A obra, muito bem recebida à época, garantiu a Sebastiano duas outras encomendas que integram a exposição — A Ressurreição de Lázaro (1517-1519), uma pintura com quatro metros de altura que faz parte da colecção da National Gallery, e a decoração da Capela Borgherini, em Roma, que agora se pode ver em Londres graças a uma recriação tridimensional, numa escala menor do que a original, naturalmente.
Tanto na Ressurreição como na Flagelação de Cristo, principal obra da capela encomendada ao pintor veneziano pelo banqueiro e amigo de Miguel Ângelo, se reconhecem os protagonistas desenhados pelo mestre da Sistina, presentes em vários desenhos que atraem os olhares. São pequenos em tamanho, mas gigantescos na sua dimensão artística, escreve o crítico Jonathan Jones nas páginas do diário britânico The Guardian, simplesmente porque o que sai das suas mãos encerra “um mistério transcendental e um poder sublime”.
Esta Ressurreição de Lázaro, acreditam os historiadores de arte, terá sido feita para rivalizar directamente com A Transfiguração (1516-1520), de Rafael, e nela o corpo do irmão de Marta e de Maria, que, segundo o evangelho de João, Jesus terá ressuscitado, saiu directamente dos pequenos desenhos, alguns a giz vermelho, do artista florentino que podemos encontrar ali bem perto, junto a esta pintura monumental, de um pormenor e de um movimento incríveis.
Dirá certamente a maioria dos críticos e historiadores que o exercício de comparação serve sobretudo para chegar à conclusão fácil de que Miguel Ângelo pode mais numa figura de 20 centímetros desenhada sobre papel do que Sebastiano numa de dois metros pintada a óleo, mas a junção dos dois registos dá ao visitante a possibilidade de se aproximar desta parceria que nunca teve a pretensão de se basear numa relação de igual para igual, muito pelo contrário. Sebastiano, dez anos mais novo, tinha em Miguel Ângelo um mestre, e isso vê-se na forma como segue os seus modelos e sugestões, vê-se nas longas cartas que lhe escreve quando ele está “exilado” em Florença. Nelas fala dos seus trabalhos, das conversas em que Leão X elogia o talento de Miguel Ângelo sem deixar de se queixar do seu mau feitio, do quanto aprecia os seus conselhos.

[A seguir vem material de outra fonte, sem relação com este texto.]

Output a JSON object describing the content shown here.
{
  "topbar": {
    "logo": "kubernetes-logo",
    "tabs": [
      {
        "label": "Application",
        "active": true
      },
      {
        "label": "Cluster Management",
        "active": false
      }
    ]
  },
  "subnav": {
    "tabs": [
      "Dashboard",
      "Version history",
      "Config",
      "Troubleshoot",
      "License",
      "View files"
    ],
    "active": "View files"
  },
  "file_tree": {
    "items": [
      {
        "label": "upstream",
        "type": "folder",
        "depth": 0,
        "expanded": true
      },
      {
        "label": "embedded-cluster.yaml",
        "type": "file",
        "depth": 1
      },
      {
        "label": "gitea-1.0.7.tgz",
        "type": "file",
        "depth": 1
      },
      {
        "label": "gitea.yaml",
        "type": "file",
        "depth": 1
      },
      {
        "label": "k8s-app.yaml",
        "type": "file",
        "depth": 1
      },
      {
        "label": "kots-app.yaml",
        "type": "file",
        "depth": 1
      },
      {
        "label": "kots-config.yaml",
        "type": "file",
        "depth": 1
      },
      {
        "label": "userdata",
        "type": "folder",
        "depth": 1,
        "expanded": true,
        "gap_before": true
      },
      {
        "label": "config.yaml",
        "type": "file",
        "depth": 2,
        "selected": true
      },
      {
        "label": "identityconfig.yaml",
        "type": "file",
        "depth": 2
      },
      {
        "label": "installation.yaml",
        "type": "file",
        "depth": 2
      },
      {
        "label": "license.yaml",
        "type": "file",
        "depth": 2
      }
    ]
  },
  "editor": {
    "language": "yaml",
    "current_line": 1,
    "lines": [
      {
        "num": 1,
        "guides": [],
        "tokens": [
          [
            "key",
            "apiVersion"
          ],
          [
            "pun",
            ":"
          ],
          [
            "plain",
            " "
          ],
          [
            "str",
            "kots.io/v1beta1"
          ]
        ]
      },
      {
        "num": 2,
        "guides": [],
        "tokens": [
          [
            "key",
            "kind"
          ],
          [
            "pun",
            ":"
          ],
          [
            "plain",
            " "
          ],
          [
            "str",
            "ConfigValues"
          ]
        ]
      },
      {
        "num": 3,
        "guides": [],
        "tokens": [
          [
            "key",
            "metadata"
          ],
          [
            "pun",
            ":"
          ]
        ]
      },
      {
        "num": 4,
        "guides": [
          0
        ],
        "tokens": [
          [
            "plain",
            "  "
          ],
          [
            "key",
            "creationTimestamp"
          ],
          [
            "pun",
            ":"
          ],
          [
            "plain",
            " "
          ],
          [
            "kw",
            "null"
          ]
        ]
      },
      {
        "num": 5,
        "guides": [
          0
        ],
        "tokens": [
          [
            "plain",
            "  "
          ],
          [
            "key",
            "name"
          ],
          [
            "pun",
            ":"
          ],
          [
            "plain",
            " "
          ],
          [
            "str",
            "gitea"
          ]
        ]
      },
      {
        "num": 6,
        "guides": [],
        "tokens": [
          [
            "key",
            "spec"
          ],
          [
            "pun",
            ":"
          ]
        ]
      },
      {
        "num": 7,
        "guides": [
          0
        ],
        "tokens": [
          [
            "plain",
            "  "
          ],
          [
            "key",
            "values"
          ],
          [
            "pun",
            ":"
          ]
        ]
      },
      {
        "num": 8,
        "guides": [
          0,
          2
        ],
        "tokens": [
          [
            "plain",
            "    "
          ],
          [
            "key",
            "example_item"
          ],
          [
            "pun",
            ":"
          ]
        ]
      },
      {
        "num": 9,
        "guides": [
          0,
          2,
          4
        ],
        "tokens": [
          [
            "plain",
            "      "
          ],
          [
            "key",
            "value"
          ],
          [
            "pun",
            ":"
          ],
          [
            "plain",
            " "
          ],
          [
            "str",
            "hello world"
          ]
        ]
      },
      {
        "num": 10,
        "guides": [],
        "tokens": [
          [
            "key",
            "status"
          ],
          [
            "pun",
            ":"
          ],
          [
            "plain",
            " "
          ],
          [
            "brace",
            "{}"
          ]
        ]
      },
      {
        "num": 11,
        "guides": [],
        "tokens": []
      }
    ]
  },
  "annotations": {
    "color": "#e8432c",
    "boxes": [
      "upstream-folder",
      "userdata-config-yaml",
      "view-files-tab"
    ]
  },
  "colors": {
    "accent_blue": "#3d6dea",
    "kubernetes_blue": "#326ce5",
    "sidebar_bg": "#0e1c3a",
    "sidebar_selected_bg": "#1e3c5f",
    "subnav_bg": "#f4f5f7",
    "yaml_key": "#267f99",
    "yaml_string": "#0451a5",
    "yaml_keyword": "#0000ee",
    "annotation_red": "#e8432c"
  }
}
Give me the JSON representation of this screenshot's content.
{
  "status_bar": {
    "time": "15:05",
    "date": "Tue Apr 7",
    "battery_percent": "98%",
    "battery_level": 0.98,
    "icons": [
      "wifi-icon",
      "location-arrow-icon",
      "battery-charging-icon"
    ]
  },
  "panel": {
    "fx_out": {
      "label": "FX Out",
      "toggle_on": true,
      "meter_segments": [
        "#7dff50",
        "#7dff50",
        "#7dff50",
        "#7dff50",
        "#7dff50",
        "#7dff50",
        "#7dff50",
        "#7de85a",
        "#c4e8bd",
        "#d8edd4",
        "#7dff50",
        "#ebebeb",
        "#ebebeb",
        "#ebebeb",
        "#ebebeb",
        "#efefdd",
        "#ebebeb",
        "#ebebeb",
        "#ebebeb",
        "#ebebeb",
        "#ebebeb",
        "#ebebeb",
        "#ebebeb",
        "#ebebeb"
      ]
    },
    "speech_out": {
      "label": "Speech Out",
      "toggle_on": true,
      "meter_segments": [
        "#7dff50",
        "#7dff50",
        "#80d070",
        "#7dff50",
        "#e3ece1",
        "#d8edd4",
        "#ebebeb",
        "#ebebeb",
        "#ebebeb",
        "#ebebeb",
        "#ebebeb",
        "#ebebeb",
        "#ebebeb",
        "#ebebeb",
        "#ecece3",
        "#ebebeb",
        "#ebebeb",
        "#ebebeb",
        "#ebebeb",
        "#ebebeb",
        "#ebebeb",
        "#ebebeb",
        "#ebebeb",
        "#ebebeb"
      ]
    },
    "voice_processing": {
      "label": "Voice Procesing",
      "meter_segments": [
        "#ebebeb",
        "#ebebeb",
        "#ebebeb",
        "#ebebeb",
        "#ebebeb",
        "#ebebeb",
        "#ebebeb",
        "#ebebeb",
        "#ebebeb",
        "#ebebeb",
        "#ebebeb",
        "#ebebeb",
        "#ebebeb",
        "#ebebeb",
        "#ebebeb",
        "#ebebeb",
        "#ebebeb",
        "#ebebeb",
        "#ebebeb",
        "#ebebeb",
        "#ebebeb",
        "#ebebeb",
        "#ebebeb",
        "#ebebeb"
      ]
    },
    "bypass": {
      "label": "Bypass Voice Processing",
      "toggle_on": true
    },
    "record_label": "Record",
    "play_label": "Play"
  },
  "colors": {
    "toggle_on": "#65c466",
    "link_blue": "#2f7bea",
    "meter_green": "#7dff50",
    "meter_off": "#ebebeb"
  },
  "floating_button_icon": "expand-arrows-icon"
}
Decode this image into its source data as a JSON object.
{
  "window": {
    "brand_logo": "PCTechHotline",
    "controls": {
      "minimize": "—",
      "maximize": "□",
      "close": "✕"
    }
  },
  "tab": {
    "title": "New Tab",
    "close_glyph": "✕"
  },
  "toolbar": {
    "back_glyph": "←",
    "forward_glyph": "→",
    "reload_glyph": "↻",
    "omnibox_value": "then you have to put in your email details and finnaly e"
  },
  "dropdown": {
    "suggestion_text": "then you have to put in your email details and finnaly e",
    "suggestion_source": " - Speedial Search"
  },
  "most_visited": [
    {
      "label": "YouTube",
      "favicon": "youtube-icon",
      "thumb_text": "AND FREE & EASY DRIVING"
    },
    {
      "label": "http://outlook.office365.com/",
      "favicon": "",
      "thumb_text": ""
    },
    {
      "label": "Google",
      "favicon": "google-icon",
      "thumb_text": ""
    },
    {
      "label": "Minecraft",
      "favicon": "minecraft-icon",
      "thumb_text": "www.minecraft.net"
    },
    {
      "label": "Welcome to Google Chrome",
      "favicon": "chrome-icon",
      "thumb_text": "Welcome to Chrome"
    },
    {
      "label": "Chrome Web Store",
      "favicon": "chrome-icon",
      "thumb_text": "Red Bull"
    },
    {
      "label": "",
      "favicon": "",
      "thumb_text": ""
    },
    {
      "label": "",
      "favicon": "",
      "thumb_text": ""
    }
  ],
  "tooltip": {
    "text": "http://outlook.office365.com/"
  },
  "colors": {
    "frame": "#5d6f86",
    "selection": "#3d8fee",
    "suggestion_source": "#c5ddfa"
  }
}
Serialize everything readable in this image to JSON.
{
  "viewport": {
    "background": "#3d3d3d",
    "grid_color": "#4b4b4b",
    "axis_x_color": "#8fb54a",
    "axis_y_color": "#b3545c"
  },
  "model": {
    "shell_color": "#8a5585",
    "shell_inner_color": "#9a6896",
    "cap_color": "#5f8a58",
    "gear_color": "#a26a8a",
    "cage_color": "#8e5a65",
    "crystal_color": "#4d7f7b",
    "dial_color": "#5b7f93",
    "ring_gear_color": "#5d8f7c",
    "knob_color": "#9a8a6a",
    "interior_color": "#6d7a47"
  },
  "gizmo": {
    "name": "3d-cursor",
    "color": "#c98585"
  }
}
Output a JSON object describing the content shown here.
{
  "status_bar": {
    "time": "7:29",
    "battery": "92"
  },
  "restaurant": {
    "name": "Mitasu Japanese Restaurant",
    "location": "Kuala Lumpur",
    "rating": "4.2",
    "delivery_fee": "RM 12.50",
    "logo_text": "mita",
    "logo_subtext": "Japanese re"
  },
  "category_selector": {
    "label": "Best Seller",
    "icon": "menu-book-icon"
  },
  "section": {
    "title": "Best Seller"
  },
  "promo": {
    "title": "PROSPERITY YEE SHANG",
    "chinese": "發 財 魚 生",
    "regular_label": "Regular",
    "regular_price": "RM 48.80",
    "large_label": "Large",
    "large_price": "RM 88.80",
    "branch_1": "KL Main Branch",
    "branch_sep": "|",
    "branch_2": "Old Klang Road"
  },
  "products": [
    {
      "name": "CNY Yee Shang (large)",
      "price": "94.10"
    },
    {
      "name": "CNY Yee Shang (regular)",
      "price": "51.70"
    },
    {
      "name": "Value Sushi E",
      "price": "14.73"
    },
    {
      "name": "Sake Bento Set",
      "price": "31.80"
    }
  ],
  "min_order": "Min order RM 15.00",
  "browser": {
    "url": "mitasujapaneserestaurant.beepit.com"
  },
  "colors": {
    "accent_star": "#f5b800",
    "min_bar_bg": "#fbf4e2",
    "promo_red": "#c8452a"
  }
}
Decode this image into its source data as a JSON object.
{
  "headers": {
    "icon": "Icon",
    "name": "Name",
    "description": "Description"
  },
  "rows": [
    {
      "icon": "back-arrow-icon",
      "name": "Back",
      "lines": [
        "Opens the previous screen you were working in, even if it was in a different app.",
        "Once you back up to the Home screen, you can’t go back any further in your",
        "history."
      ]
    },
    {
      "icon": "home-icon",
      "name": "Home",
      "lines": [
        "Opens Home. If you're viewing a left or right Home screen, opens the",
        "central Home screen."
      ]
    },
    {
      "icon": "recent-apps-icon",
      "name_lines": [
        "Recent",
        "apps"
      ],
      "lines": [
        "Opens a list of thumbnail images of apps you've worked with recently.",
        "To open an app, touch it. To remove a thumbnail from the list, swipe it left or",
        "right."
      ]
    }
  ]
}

A devoção de Sebastiano a Miguel Ângelo, que se nota, por exemplo, na forma como se dirige ao mestre quando escreve — “Querido amigo, mais querido para mim do que um pai” —, e a admiração que tem pelo seu trabalho, evidente quando diz, por exemplo, que os joelhos do seu Cristo della Minerva “valem mais do que toda a Roma”, parecem atravessar toda a exposição da National Gallery. Estão nas cartas e nas citações constantes que faz do mestre nas suas pinturas e desenhos, estão nos textos de parede que informam o visitante dos seus percursos tão diferentes e do seu encontro romano, quando Sebastiano acabava de chegar à cidade, vindo de Veneza, Miguel Ângelo estava já a pintar o tecto da Capela Sistina e Rafael se ocupava da decoração dos aposentos papais.
Um Cristo nu
A sala mais inquietante de Michelangelo & Sebastiano é, porventura, a que mostra precisamente as duas esculturas do Cristo della Minerva de Miguel Ângelo, poderosa escultura do filho de Deus em adulto e nu: o original da primeira versão, que poucos viram e que o artista abandonou por causa de um defeito no mármore que lhe plantava uma cicatriz negra no rosto, obra confinada ao Mosteiro de São Vicente, na província de Viterbo, desde 1644; e uma cópia em gesso que terá sido feita no século XIX a partir da segunda versão (1519-21), a que ainda hoje ocupa o lugar que lhe fora destinado aquando da encomenda, na Basílica de Santa Maria Sopra Minerva, em Roma, onde mantém o bizarro véu de bronze a cobrir os genitais de Jesus que o barroco lhe impôs.
À volta destas duas figuras há os desenhos que o mestre para elas fez antes de pegar no cinzel. Percorrê-los com tempo e de perto é um privilégio e dá a sensação de estarmos a ver Miguel Ângelo a pensar. A posição das pernas e dos braços, a inclinação da cabeça, a forma como Cristo se encosta à cruz ou como agarra na esponja embebida em vinagre, que é um dos instrumentos do seu martírio... Tudo é testado uma e outra vez pelo mestre, e o resultado é uma série de figuras que parecem suspensas, como se os corpos não tivessem peso. Deus revela-se, ao mesmo tempo, eterno e mortal — sagrado em toda a sua humanidade, divino em toda a sua perfeição. O corpo que Miguel Ângelo lhe dá nestas duas versões é o de um herói clássico que evoca o seu David, desenhado músculo a músculo, simplesmente poderoso e, apesar de tudo, terreno.
“A inevitabilidade de uma nova vida depois da morte é clara na primeira vez que Miguel Ângelo trata o tema da ressurreição de forma literal”, escreve no catálogo Timothy Verdon, padre e historiador de arte, por referência ao Cristo della Minerva, obra que nos faz recuar nas galerias e regressar a uma pintura do artista que está na colecção da National Gallery e, claro, na exposição — The Entombment (or Christ being carried to his Tomb). Se na escultura Ele aparece agarrado a uma cruz manifestamente pequena para o seu tamanho, exibindo uma força e uma virilidade a que quem olha dificilmente consegue fugir, na pintura, que tem magia das obras inacabadas, apresenta-se frágil e sereno, suspenso. É o mesmo artista crente, o mesmo Cristo nu, mas duas maneiras absolutamente diferentes de olhar para aquela figura divina, talvez porque numa está ainda morto e noutra já ressuscitou.
The Entombment é uma obra que está sempre à vista no museu londrino, mas parece ganhar outra presença quando é mostrada no actual contexto, quando ali bem perto se pode ver o Cristo della Minerva. O mesmo se passa, de certa forma, com Sebastiano, embora perca sempre na comparação com o mestre que teve em Roma (em Veneza foram Bellini e Giorgione a ensiná-lo), o mesmo que, depois de rompida a amizade, passou a referir-se a ele como um artista menor e até preguiçoso. A proximidade entre os dois chama a atenção para o trabalho de Sebastiano e para uma época que partilharam, sedutora e fascinante, recheada de intrigas e de jogos de poder, em que alguns artistas eram quase deuses.